Blood transfusions may be used to replace red blood cells, white blood cells or platelets. They help to treat symptoms like anemia, fatigue, and shortness of breath in patients with myelodysplastic syndromes.
The common medications used in the treatment of myelodysplastic syndromes include:
Growth factors – These helps promote blood cell production and reduce the need for blood transfusions.
Chemotherapy – This therapy helps kill the abnormal cells of the bone marrow and bring back its ability to produce functional blood cells. It also helps to reduce the risk of acute myeloid leukemia.
Immune modulators – These agents suppress the myelodysplastic syndrome cells and also alter the immune system. It works well for mild myelodysplastic syndrome and in people with deletion of 5q chromosome.
Immune suppressants – These drugs are used to suppress the immune system and reduce the need for red blood transfusions.

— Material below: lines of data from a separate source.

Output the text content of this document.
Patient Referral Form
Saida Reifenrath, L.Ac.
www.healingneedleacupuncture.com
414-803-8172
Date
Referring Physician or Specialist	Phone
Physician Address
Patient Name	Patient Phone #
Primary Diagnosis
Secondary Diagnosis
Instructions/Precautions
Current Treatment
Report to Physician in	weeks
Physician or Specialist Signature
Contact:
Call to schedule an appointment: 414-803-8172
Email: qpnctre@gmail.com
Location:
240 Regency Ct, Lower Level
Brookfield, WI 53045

Antibiotics - Infections are frequent complications in patients with myelodysplastic syndrome either due to low blood counts or immune therapies. Hence, antibiotics may be recommended to treat infections.
Bone marrow transplant
A bone marrow transplant (stem cell transplant) is often a curative treatment for myelodysplastic syndromes, where the patient receives new stem cells that can grow into healthy blood cells in the bone marrow. During the procedure, high doses of chemotherapy is used to kill the defective blood cells in the bone marrow and then are replaced with healthy cells obtained from a donor (allogeneic transplant).
The prognosis is determined based on the results obtained from diagnostic tests. The blood counts, percentage of immature blood cells (blast cells) in the bone marrow, and the types of chromosomal abnormalities together affect the prognosis of the condition. The average survival for a patient with mild disease at the time of diagnosis could be around 5.7 years, and 0.4 years for a patient with severe disease.